Monday, May 21, 2018

Post Impressionism


According to artstory.org, post-impressionism encompasses a wide range of distinct artistic styles that all share the common motivation of responding to the opticality of the Impressionist movement. The stylistic variationns range from scientifically oriented Neo-Impressionism to lush Symbolism, but they are all concentrated on the subjective vision of the artist. Painting became a window to the soul and mind instead of a window onto the world.
Post-Impressionist era became an influence to some groups in the 20th century, like the Expressionists, and some contemporary movements like the identity-related Feminist Art.

Key Ideas:
  • Artists looked to connect with the viewers of their art on a deeper, more personal level. They looked into their memories and emotions to do so and symbolic and personal meanings were important to them as well. 
  • The aesthetic vision of the post-impressionist artists was dominated by structure, order, and the optical effects of color. They used color and shape to describe their surroundings instead of just representing them.
  • Most post-impressionist artists focused on abstract from and pattern when applying the paint onto the canvas. This paved way for the radical modernist exploration of abstraction int eh 20th century.

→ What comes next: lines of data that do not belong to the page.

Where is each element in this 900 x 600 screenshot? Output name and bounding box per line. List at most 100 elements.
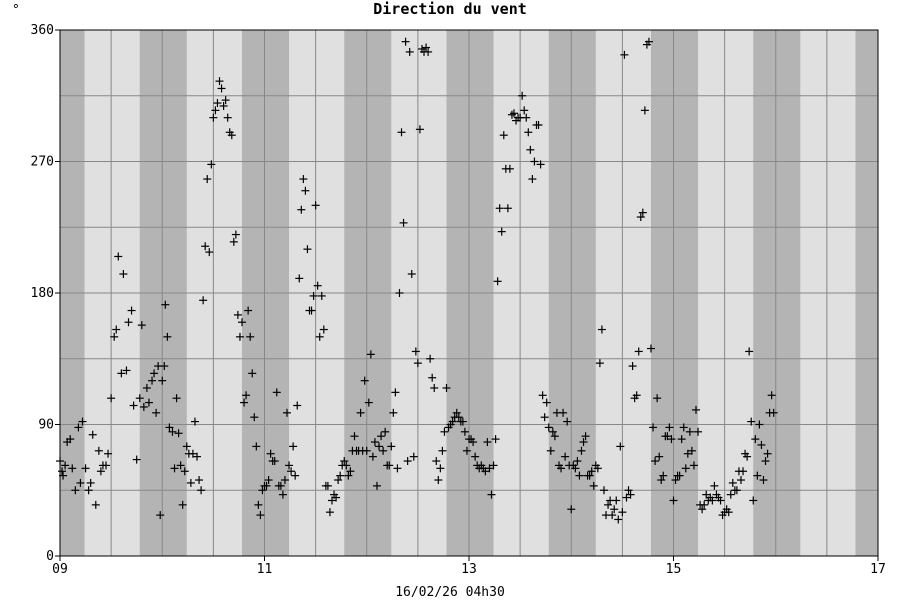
data-point bbox=[683, 449, 692, 458]
data-point bbox=[81, 464, 90, 473]
data-point bbox=[753, 471, 762, 480]
data-point bbox=[542, 398, 551, 407]
data-point bbox=[610, 505, 619, 514]
data-point bbox=[163, 332, 172, 341]
y-axis-ticks: 0 90 180 270 360 bbox=[31, 23, 60, 564]
data-point bbox=[471, 452, 480, 461]
data-point bbox=[96, 467, 105, 476]
data-point bbox=[252, 442, 261, 451]
data-point bbox=[207, 160, 216, 169]
data-point bbox=[546, 446, 555, 455]
data-point bbox=[148, 376, 157, 385]
data-point bbox=[743, 452, 752, 461]
data-point bbox=[160, 362, 169, 371]
data-point bbox=[679, 423, 688, 432]
data-point bbox=[616, 442, 625, 451]
data-point bbox=[276, 481, 285, 490]
data-point bbox=[460, 427, 469, 436]
data-point bbox=[323, 481, 332, 490]
data-point bbox=[375, 442, 384, 451]
data-point bbox=[195, 476, 204, 485]
data-point bbox=[282, 408, 291, 417]
data-point bbox=[285, 461, 294, 470]
data-point bbox=[669, 496, 678, 505]
data-point bbox=[203, 175, 212, 184]
data-point bbox=[250, 413, 259, 422]
y-tick-label: 270 bbox=[31, 155, 54, 170]
data-point bbox=[364, 398, 373, 407]
data-point bbox=[595, 359, 604, 368]
data-point bbox=[655, 452, 664, 461]
data-point bbox=[211, 106, 220, 115]
data-point bbox=[346, 467, 355, 476]
data-point bbox=[393, 464, 402, 473]
data-point bbox=[597, 325, 606, 334]
data-point bbox=[221, 96, 230, 105]
data-point bbox=[491, 435, 500, 444]
data-point bbox=[112, 325, 121, 334]
data-point bbox=[432, 457, 441, 466]
data-point bbox=[58, 467, 67, 476]
data-point bbox=[452, 408, 461, 417]
x-tick-label: 13 bbox=[461, 562, 477, 577]
data-point bbox=[659, 471, 668, 480]
data-point bbox=[219, 101, 228, 110]
data-point bbox=[59, 471, 68, 480]
data-point bbox=[104, 449, 113, 458]
y-tick-label: 360 bbox=[31, 23, 54, 38]
data-point bbox=[573, 457, 582, 466]
data-point bbox=[78, 417, 87, 426]
data-point bbox=[702, 490, 711, 499]
data-point bbox=[76, 478, 85, 487]
data-point bbox=[624, 486, 633, 495]
data-point bbox=[86, 478, 95, 487]
data-point bbox=[199, 296, 208, 305]
data-point bbox=[190, 417, 199, 426]
data-point bbox=[407, 270, 416, 279]
data-point bbox=[344, 471, 353, 480]
data-point bbox=[563, 417, 572, 426]
data-point bbox=[307, 306, 316, 315]
data-point bbox=[544, 423, 553, 432]
data-point bbox=[618, 508, 627, 517]
data-point bbox=[264, 476, 273, 485]
data-point bbox=[176, 461, 185, 470]
data-point bbox=[387, 442, 396, 451]
data-point bbox=[769, 408, 778, 417]
data-point bbox=[599, 486, 608, 495]
chart-footer-timestamp: 16/02/26 04h30 bbox=[395, 585, 505, 600]
data-point bbox=[137, 321, 146, 330]
data-point bbox=[254, 500, 263, 509]
x-tick-label: 11 bbox=[257, 562, 273, 577]
data-point bbox=[395, 289, 404, 297]
data-point bbox=[636, 213, 645, 222]
data-point bbox=[325, 508, 334, 517]
data-point bbox=[440, 427, 449, 436]
data-point bbox=[755, 420, 764, 429]
data-point bbox=[397, 128, 406, 137]
data-point bbox=[372, 481, 381, 490]
data-point bbox=[663, 432, 672, 441]
data-point bbox=[497, 227, 506, 236]
data-point bbox=[235, 332, 244, 341]
data-point bbox=[579, 438, 588, 447]
data-point bbox=[628, 362, 637, 371]
data-point bbox=[315, 332, 324, 341]
data-point bbox=[649, 423, 658, 432]
data-point bbox=[726, 490, 735, 499]
data-point bbox=[608, 511, 617, 520]
data-point bbox=[205, 248, 214, 257]
data-point bbox=[651, 457, 660, 466]
data-point bbox=[675, 471, 684, 480]
data-point bbox=[272, 388, 281, 397]
data-point bbox=[657, 476, 666, 485]
data-point bbox=[442, 383, 451, 392]
data-point bbox=[614, 515, 623, 524]
x-tick-label: 09 bbox=[52, 562, 68, 577]
data-point bbox=[653, 394, 662, 403]
data-point bbox=[231, 230, 240, 239]
data-point bbox=[170, 464, 179, 473]
data-point bbox=[174, 429, 183, 438]
data-point bbox=[327, 496, 336, 505]
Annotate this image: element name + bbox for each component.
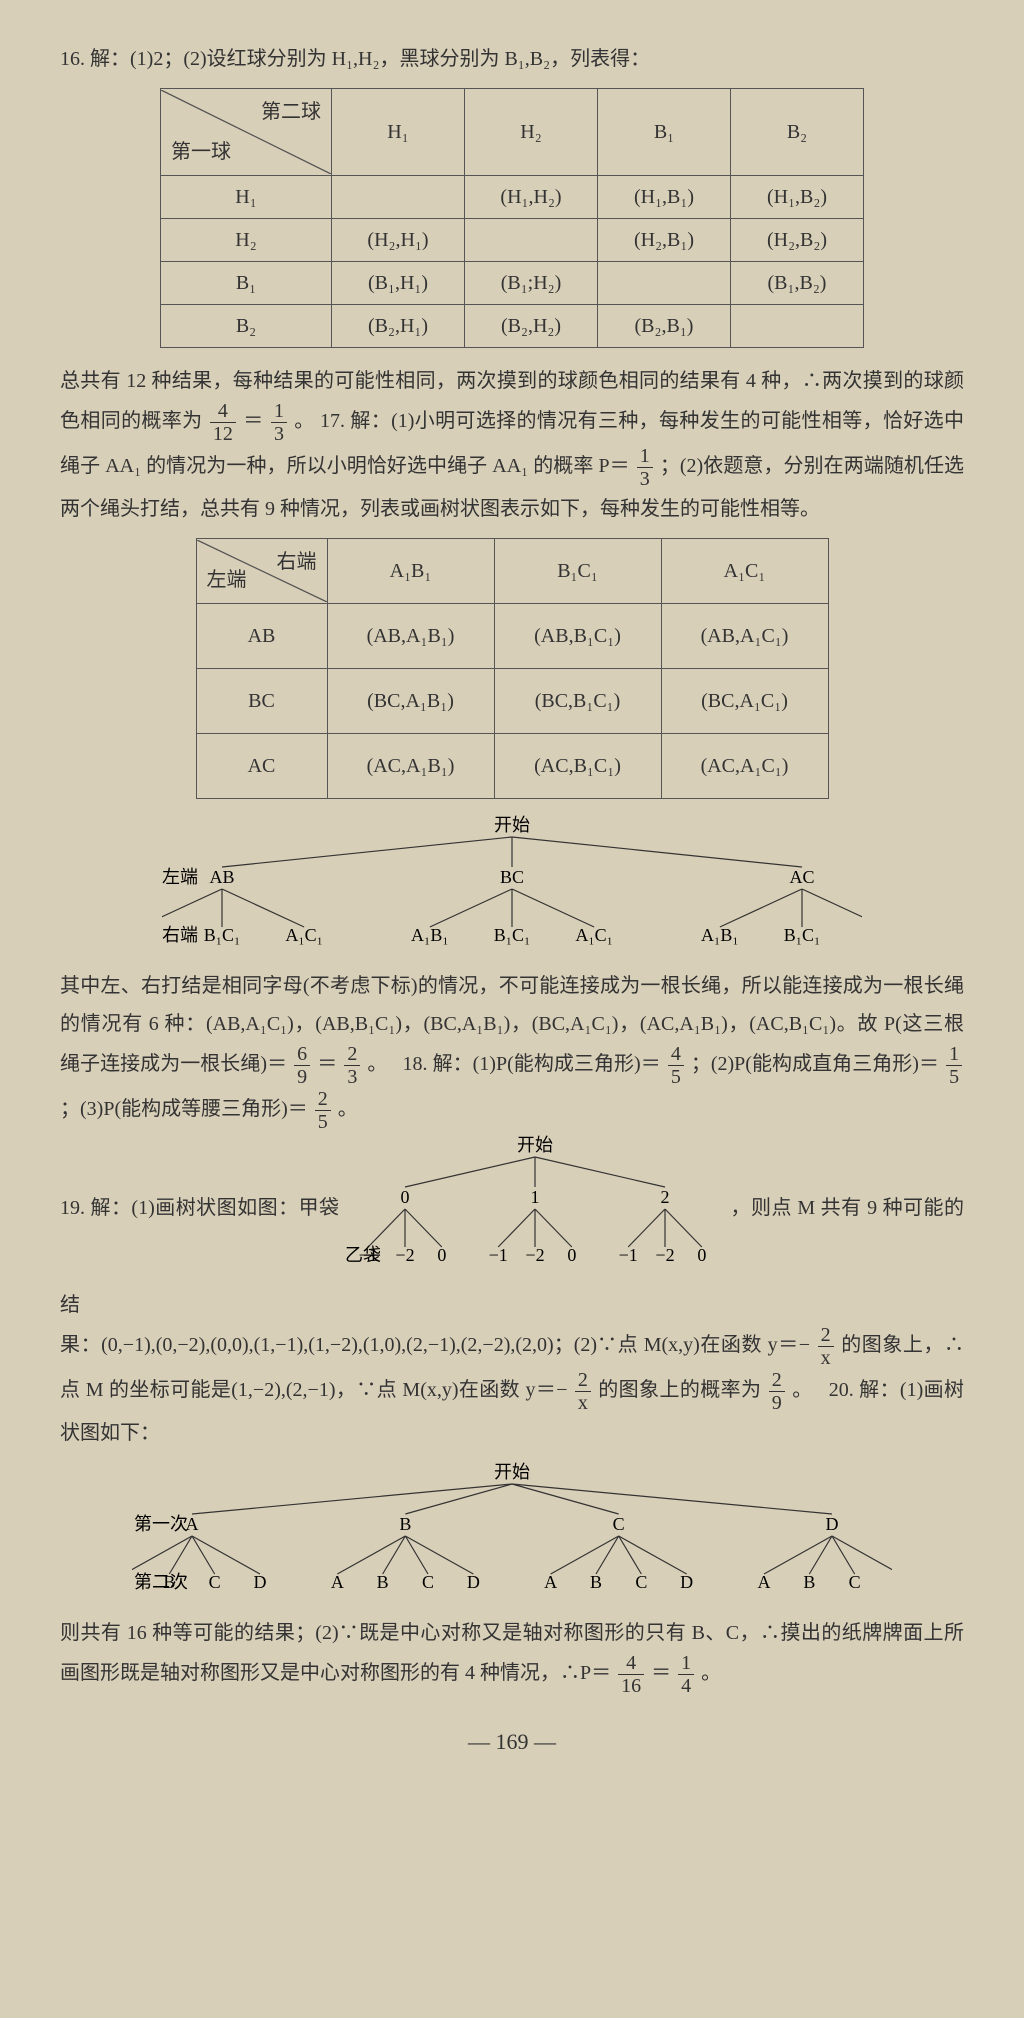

 Post-Impressionism has been grouped into two general stylistic trends:
- The structured or geometric style
      This was the precursor to Cubism.
- The expressive or non-geometric side
     This led to Abstract Expressionism








Claude Monet, the famous French painter who gave name to Impressionism, altered the path of painting in 1872. He achieved this through Impression, Sunrise in which he used each visible stroke to record exactly how the light fell upon the steamships and the water.
The core membership of Post-Impressionism was conformed by Claude Monet, Berthe Morisot, Auguste Renoir, and Edgar Degas.




The Impressionist artists eventually became known as Post-Impressionist artists, this term grouped together varying individual artistic styles from the artists themselves.
Paris was the fount of Post-Impressionism. The life of the city was no longer the dominant subject for artists because of the emphasis on symbolic and expressive content.

Georges Seurat was the one that broke with Impressionism by developing a style of painting known as Pointillism. The largest stylistic movement of Seurat is known as Neo-Impressionism, chromo-luminarism or divisionism. He explored a new scientific point of view for color and extended the interest in optics for Impressionist artists.